For some of us, tourism means a lot more to us than just travelling for adventure or sight-seeing. It represents something much more than having fun; it’s our livelihood, cash crop and life.
For tourism, we have invested our all and will continue to do so. It is for these reasons and more that this year’s theme for World Tourism Day celebration – Rethink Tourism – excites me. Because there is a lot that makes this rethinking more than necessary.
For the many opportunities tourism creates, the potential for wealth creation it presents and the many lives it impacts, there is ample reason to rethink tourism.
The UNTWO says of the theme, “Tourism’s relevance has never been clearer. The time is now to seize this opportunity to rethink how we do tourism.”
For us as Tour Operators Union of Ghana (TOUGHA), rethinking tourism means taking stock of everything that has been done in the past to harness tourism as a force for good. Rethinking tourism also is to re-strategize to make tourism more meaningful to those whose livelihoods depend on it. It’s about taking bold decisions to that can truly make tourism a cornerstone for economic transformation.
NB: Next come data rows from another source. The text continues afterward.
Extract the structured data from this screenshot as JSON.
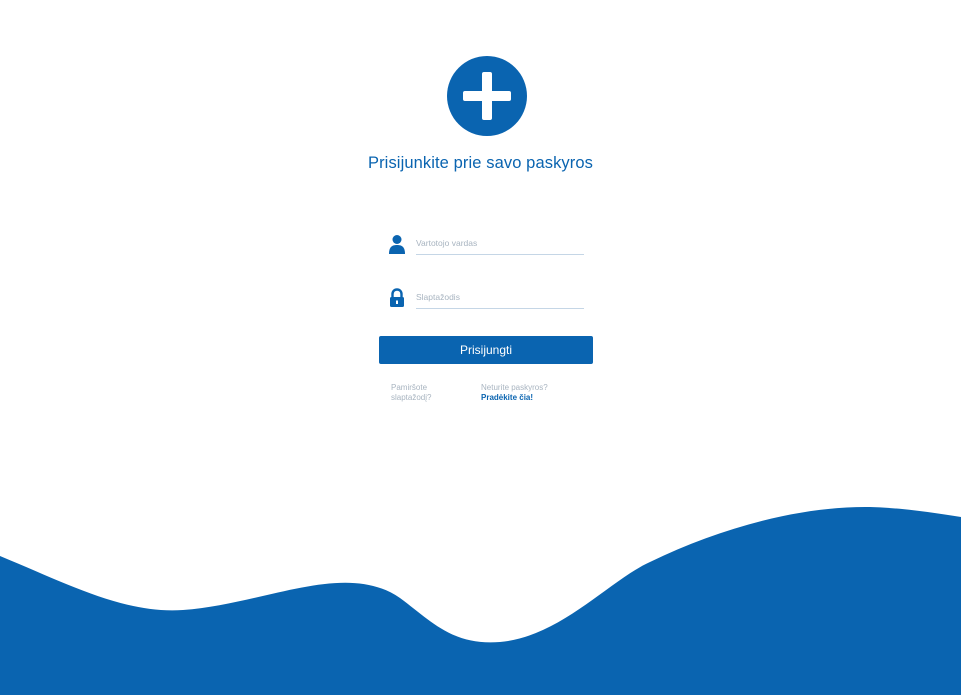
{
  "brand": {
    "accent_color": "#0a64b0",
    "logo_icon": "plus-circle-icon"
  },
  "login": {
    "title": "Prisijunkite prie savo paskyros",
    "username": {
      "icon": "user-icon",
      "placeholder": "Vartotojo vardas",
      "value": ""
    },
    "password": {
      "icon": "lock-icon",
      "placeholder": "Slaptažodis",
      "value": ""
    },
    "submit_label": "Prisijungti",
    "forgot_password": "Pamiršote slaptažodį?",
    "no_account": "Neturite paskyros?",
    "sign_up_link": "Pradėkite čia!"
  }
}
Rethinking tourism is also doing away with parochial tendencies towards individualism and finding common ground to work together to bring much needed growth and development to the sector.
Women who make up the greater proportion of labour force in tourism need to be given their due and that should be part of the rethinking agenda. It’s time to trust them to take up bold mantles of leadership and not just be relegated to the shop floor.
As a woman leader, I know all too well about the extent I can go to enrich the lives of those I lead whether in my capacity as a private tourism business operator or President of TOUGHA. But the question is how many women find themselves at the helm of tourism positions? Indeed, it is time to rethink tourism to bridge the gaps of inequality that exists in it while opening doors for inclusion.
For the young people in Africa; especially the teeming Ghanaian youths that have and continue to embrace tourism as a way of life, rethinking tourism is to create the platforms for their voices to be heard. It’s about creating an enabling environment for them to express themselves creatively and build their capacities in understanding tourism as a business and an alternative for employment.
We need to rethink tourism in the adoption of modern technologies and the spaces they provide for marketing and promotion of our sites, attractions and destinations.
The constant shift in weather conditions present serious concerns for us in tourism. Unpredictable rainfall patterns pose a lot of challenges to effectively planning travel and tours. As we rethink tourism, we should be mindful of the global phenomenon of climate change that causes some of these things and actions that can be taken to mitigate their impact on tourism.
Quite importantly also is for increased investment into the sector as it treads the recovery path. Such investment although is expected from the government, rethinking tourism should impress on government to create the right climate for wider private participation and investment into the sector to thrive.
Tourism could be so much more with the right rethinking approaches towards building a vibrant and robust sector that is sensitive to those whose livelihoods hinge on it. So on September 27 as we again celebrate the accomplishments of tourism to our local and world economies, let’s be inspired and spurred on by the theme to do some real rethinking to ensure that tourism benefits all and sundry in a more meaningful and sustainable way. Happy World Tourism Day!